Me sucedió hace unos días, en el MoMA. ¿Cometí el error de entrar el día de acceso gratuito? Puede que sí (pero también me ocurrió hace unos cuantos años, aunque en menor medida). Me parece bien que se pasee por un museo. Me parece bien que cada uno se pare en la obra en la que le dé la gana. Me parece bien que uno se olvide de la obra y se vaya a tomar un café con dos bolsitas de azúcar. Me parece bien,faltaría más, acudir a un museo para curiosear, sin más (bendita curiosidad, que ha despertado tantas vocaciones). Puestos a que me parezcan bien las cosas, me podría parecer bien incluso esa sospechosa tendencia existente en las multitudes a que a todos les guste la misma obra. En los museos, hay unas cuantas obras que atraen la atención de la masa y hay otros cuantos cuadros magníficos, bellos y sugerentes que pasan desapercibidos. A veces, porque el autor o el cuadro, no es conocido. A veces, porque el cuadro más famoso del autor (y no necesariamente el mejor) le hace sombra.

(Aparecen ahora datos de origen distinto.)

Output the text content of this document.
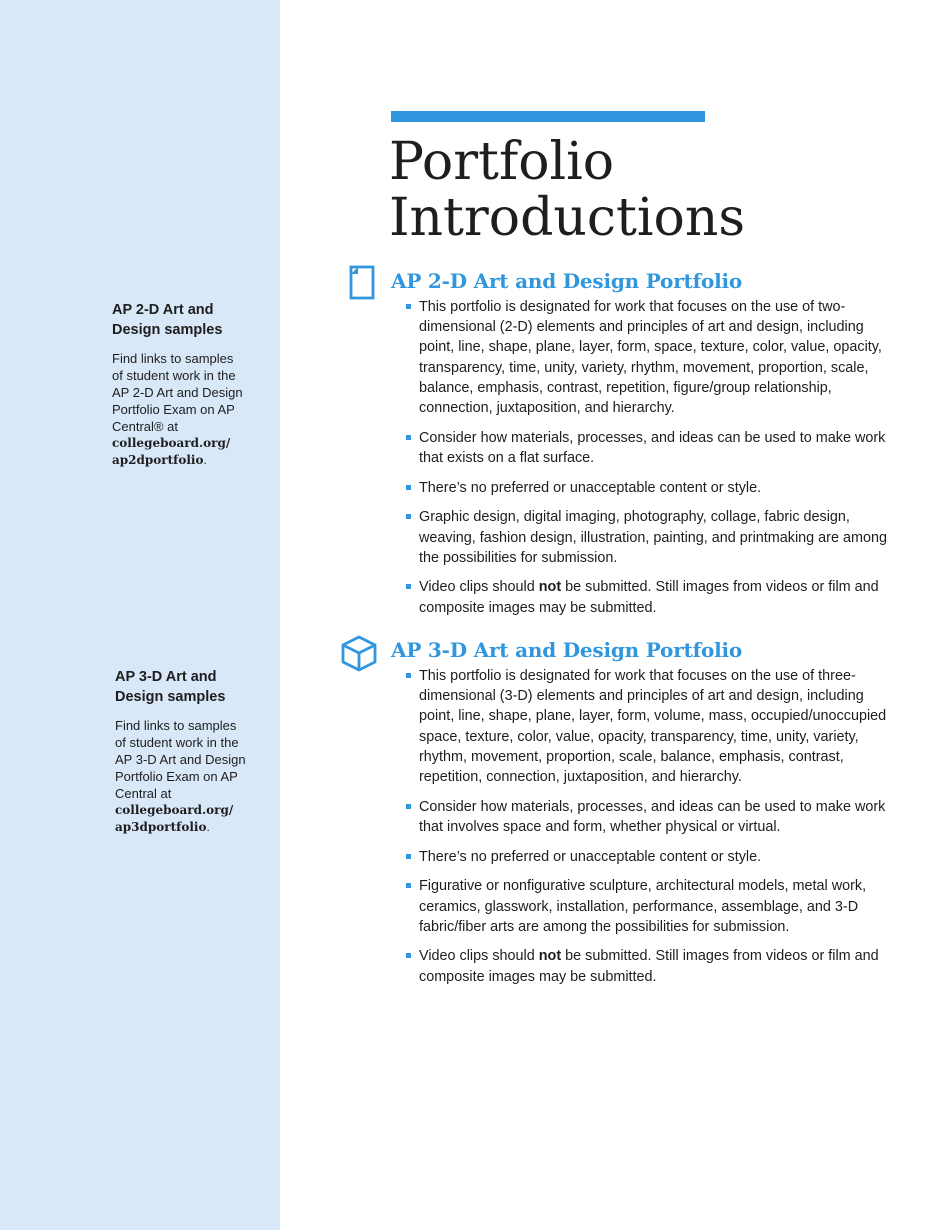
AP 2-D Art and Design samples

Find links to samples of student work in the AP 2-D Art and Design Portfolio Exam on AP Central® at
collegeboard.org/
ap2dportfolio.

AP 3-D Art and Design samples

Find links to samples of student work in the AP 3-D Art and Design Portfolio Exam on AP Central at
collegeboard.org/
ap3dportfolio.

Portfolio
Introductions
AP 2-D Art and Design Portfolio
This portfolio is designated for work that focuses on the use of two-dimensional (2-D) elements and principles of art and design, including point, line, shape, plane, layer, form, space, texture, color, value, opacity, transparency, time, unity, variety, rhythm, movement, proportion, scale, balance, emphasis, contrast, repetition, figure/group relationship, connection, juxtaposition, and hierarchy.
Consider how materials, processes, and ideas can be used to make work that exists on a flat surface.
There’s no preferred or unacceptable content or style.
Graphic design, digital imaging, photography, collage, fabric design, weaving, fashion design, illustration, painting, and printmaking are among the possibilities for submission.
Video clips should not be submitted. Still images from videos or film and composite images may be submitted.
AP 3-D Art and Design Portfolio
This portfolio is designated for work that focuses on the use of three-dimensional (3-D) elements and principles of art and design, including point, line, shape, plane, layer, form, volume, mass, occupied/unoccupied space, texture, color, value, opacity, transparency, time, unity, variety, rhythm, movement, proportion, scale, balance, emphasis, contrast, repetition, connection, juxtaposition, and hierarchy.
Consider how materials, processes, and ideas can be used to make work that involves space and form, whether physical or virtual.
There’s no preferred or unacceptable content or style.
Figurative or nonfigurative sculpture, architectural models, metal work, ceramics, glasswork, installation, performance, assemblage, and 3-D fabric/fiber arts are among the possibilities for submission.
Video clips should not be submitted. Still images from videos or film and composite images may be submitted.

Centrémonos. Decía que estaba en el MoMA y que había más gente que en la romería del Rocío. ¿Devotos del arte a tutiplén? ¿Ansiosos del día gratis? ¿Aprovechados de un día lluvioso y relativamente frío en NYC? No lo sé, de verdad. Lo auténticamente extraño (y que ahora es lo habitual en los museos famosos, populares y masificados) es que casi nadie miraba, disfrutando y observando, las obras expuestas. Lo único que se percibía era una masa amorfa errante y peregrinante para  ver los cuadros. No, mentira, ni siquiera para ver las obras, sino para  hacer una foto al cuadro en cuestión (como si no encontrásemos imágenes de excelente calidad de esos mismos cuadros en obras impresas y en el todo gratis de internet). No, ni siquiera para hacerse una foto, sino para hacerse selfis con los cuadros. Importa un carajo que la obra esté allí y tú la hayas disfrutado: lo que importa es que tú estés con ella y se lo mandes por WhatsApp a los amigos y lo cuelgues en Instagram y te den 743 likes.

Lo que al principio era indignación, acabó por ser un sentimiento honesto y sincero de cagarme en la madre, padre y demás familiares de los fotografiadores empedernidos, vivos o difuntos. Llegas al quinto piso y allí están los Van Gogh. Algunos, sufriendo en silencio el envite de La noche estrellada. Este cuadro se ha convertido el reclamo indiscutible de las masas en el MoMA. Espero mi turno pacientemente para acercarme, consciente de que poca conversación es posible entre el cuadro y su espectador con tantas interferencias. Repito lo dicho: no veo a nadie mirando el cuadro, sino a personas fotografiando el cuadro y volviéndose a la cámara del móvil para, con cara de gilipollas, sonreír con gesto impostado como diciendo: “Sí, amigos seguidores de las redes sociales (sí, colegas de grupos de WhatsApp), estoy aquí, delante de esto que me dicen que es famoso”. En el momento en el que me encuentro cerca de la primera fila, a punto de llegar, un padre con dos niñas pequeñas se cuela e invade el espacio de todos los demás. Da la espalda al cuadro, sitúa a sus hijas estratégicamente en el encuadre y hace un selfi. Luego otro. Y otro. Y otro. Y otro más. Cuando parece haber acabado, cambia de sitio a las niñas y vuelve a la carga con otro. Y otro. Y otro. Quizás llegó a hacer otros cinco más. En el cabreo monumental que llegó cuando mi habitual prudencia me abandonó para decirle al pavo cuatro cosas, solo encontré a una persona más desesperada que yo: la encargada de la sala, situada a la izquierda del cuadro, que me miraba y, sin palabras, parecía decirme todo. Y allí dejé al cuadro, ahogado en su propia popularidad. Menos mal que, poco después, disfruté de mi querido Mondrian relativamente tranquilo. Nunca me defrauda.

La imagen pertenece a mi galería de Flickr (lo que me suele divertir en los museos últimamente es hacer fotos a los que hacen fotos).